EUR/USD between the French election and Trump

A few days ago, the French people voted in the first round of a truly historic presidential election. Centrist Emmanuel Macron (24.01%) and nationalist Marine Le Pen (21.30%) have now advanced to the run-off on May 7th. Markets reacted positively to the result, with the Euro strengthening against the US Dollar in the hope of a Macron victory.


However, volatility could yet return, with the French legislative elections coming hard on the heels of the presidential election. Both Le Pen and Macron need to get as many votes as possible in these legislative elections, since the ability of the new French president to implement reforms will depend largely on their support in the National Assembly.


The Pace of President Trump’s Reforms

President Donald Trump famously predicted that he would do "great things" during his first 100 days in office, and another major policy announcement before end of this period was widely expected. He has already struggled to deliver on several of his campaign promises, such as the pause on immigration from certain countries and the replacement of Obamacare.

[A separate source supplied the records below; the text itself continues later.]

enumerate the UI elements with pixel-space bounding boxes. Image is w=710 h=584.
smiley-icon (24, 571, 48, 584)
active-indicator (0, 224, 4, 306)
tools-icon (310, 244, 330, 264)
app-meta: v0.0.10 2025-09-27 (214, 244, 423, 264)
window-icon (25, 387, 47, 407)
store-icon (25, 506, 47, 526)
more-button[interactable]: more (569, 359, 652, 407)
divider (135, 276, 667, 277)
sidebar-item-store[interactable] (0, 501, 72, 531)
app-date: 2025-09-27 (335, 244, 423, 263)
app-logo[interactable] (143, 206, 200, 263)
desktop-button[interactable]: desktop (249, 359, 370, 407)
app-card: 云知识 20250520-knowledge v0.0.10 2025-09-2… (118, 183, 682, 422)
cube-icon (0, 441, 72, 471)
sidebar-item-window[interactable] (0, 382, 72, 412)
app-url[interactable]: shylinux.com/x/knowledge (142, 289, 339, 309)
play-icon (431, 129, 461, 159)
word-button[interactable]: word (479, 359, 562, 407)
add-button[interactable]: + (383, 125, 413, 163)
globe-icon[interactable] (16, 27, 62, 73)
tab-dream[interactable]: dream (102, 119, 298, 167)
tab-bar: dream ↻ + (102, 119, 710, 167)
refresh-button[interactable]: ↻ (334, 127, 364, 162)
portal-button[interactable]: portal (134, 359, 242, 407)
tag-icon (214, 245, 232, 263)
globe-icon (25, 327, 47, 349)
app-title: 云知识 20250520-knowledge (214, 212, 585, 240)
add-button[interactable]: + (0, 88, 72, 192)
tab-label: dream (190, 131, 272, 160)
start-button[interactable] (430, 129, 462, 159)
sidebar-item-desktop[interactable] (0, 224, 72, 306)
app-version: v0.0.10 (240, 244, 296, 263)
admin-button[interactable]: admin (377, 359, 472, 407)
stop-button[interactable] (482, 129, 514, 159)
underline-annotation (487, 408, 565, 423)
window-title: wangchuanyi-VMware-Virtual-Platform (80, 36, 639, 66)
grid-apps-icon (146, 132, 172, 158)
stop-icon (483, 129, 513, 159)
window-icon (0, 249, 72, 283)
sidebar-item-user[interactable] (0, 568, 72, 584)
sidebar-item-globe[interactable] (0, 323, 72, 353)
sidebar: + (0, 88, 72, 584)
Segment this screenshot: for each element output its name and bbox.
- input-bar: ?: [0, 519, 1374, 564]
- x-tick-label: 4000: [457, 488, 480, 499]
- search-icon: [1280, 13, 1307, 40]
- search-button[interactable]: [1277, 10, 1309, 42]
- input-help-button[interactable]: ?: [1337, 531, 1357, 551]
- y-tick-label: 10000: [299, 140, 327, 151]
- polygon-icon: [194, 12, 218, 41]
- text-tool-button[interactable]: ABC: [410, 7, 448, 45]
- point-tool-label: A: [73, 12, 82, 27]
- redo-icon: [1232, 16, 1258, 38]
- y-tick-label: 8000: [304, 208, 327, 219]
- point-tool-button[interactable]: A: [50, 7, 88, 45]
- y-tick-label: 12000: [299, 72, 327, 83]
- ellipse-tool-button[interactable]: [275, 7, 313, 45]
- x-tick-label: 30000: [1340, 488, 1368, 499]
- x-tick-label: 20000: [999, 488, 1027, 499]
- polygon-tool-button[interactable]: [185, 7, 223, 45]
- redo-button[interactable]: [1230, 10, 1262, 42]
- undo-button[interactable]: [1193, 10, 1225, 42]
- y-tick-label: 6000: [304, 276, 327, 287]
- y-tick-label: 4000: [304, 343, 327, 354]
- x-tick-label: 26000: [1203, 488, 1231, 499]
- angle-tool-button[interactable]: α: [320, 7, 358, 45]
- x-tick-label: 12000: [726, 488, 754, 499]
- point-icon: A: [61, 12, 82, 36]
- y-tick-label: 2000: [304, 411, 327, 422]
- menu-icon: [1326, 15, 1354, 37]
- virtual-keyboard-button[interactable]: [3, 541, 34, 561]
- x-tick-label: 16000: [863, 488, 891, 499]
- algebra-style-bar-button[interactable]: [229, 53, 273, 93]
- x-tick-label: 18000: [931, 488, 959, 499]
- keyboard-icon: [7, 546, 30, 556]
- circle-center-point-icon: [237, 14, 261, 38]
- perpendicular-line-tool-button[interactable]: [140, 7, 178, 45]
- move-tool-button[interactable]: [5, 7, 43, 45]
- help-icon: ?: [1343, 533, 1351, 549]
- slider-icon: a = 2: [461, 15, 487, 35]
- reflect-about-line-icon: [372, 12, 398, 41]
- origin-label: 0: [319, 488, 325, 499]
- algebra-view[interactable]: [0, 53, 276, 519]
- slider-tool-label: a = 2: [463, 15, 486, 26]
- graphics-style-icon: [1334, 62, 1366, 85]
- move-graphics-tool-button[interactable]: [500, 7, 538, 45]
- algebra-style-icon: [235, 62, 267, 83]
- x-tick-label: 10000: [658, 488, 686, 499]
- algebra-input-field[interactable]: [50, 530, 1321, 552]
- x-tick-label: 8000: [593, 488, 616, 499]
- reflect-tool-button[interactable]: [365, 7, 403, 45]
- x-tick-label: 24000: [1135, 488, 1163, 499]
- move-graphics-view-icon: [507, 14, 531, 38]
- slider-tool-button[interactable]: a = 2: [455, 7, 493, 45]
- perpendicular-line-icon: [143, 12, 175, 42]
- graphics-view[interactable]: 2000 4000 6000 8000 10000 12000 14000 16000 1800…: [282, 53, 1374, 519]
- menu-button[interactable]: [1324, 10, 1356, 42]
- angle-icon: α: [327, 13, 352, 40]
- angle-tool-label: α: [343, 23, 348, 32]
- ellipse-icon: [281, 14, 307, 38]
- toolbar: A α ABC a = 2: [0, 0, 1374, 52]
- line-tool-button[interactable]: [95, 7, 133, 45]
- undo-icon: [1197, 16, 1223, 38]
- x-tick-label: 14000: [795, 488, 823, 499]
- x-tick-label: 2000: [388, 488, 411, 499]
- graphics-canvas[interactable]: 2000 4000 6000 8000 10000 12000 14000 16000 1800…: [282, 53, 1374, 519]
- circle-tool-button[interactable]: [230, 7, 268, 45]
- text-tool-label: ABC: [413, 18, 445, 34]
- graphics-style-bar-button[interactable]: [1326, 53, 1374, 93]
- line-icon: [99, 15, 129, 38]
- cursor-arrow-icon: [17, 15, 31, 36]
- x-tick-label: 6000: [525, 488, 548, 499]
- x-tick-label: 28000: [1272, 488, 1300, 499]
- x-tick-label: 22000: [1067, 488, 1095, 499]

His plan for tax cuts, revealed on Wednesday, includes various ideas put forward on the campaign trail, but uncertainty remains as to how the president will finance his spending plans after significantly reducing government revenues. Negotiations on Capitol Hill are likely to be fraught and congressional approval is by no means guaranteed.


As the New York Time put it: “President Trump on Wednesday proposed sharp reductions in both individual and corporate income tax rates, reducing the number of individual income tax brackets to three — 10%, 25% and 35% — and easing the tax burden on most Americans, including the rich. […] The plan would include a special one-time tax to entice companies to repatriate cash that they are parking overseas. […] A 15% business tax rate would apply not only to corporations, but also to small businesses and other large owner-operated conglomerates”.


The plan could well have a positive impact on the US economy. Significant reductions in tax rates would create incentives for entrepreneurs and could increase labour force participation. Higher levels of personal investment could also be encouraged, but this will depend on changes in interest rates.


President Trump’s tax reforms are principally designed to reduce unemployment and spur consumer spending. A more favourable environment for business could increase inflationary pressures, especially in terms of rising wages, which could accelerate the rate of Fed Funds hikes, influencing the value of the US Dollar.


The USD Could Benefit from the Prospects of a Tightening of US Monetary Policy


All decisions made by a central bank influence the cost and availability of money in the economy. This has a direct impact on the supply of and demand for the national currency, and more generally on the foreign exchange market.


When a country’s interest rate rises, this attracts foreign investors because the demand for that currency is higher. Thus, the value of this currency will increase relative to other currencies. Higher interest rates also increase borrowing costs, reducing the availability of money in the markets, which will further increase the value of the given currency.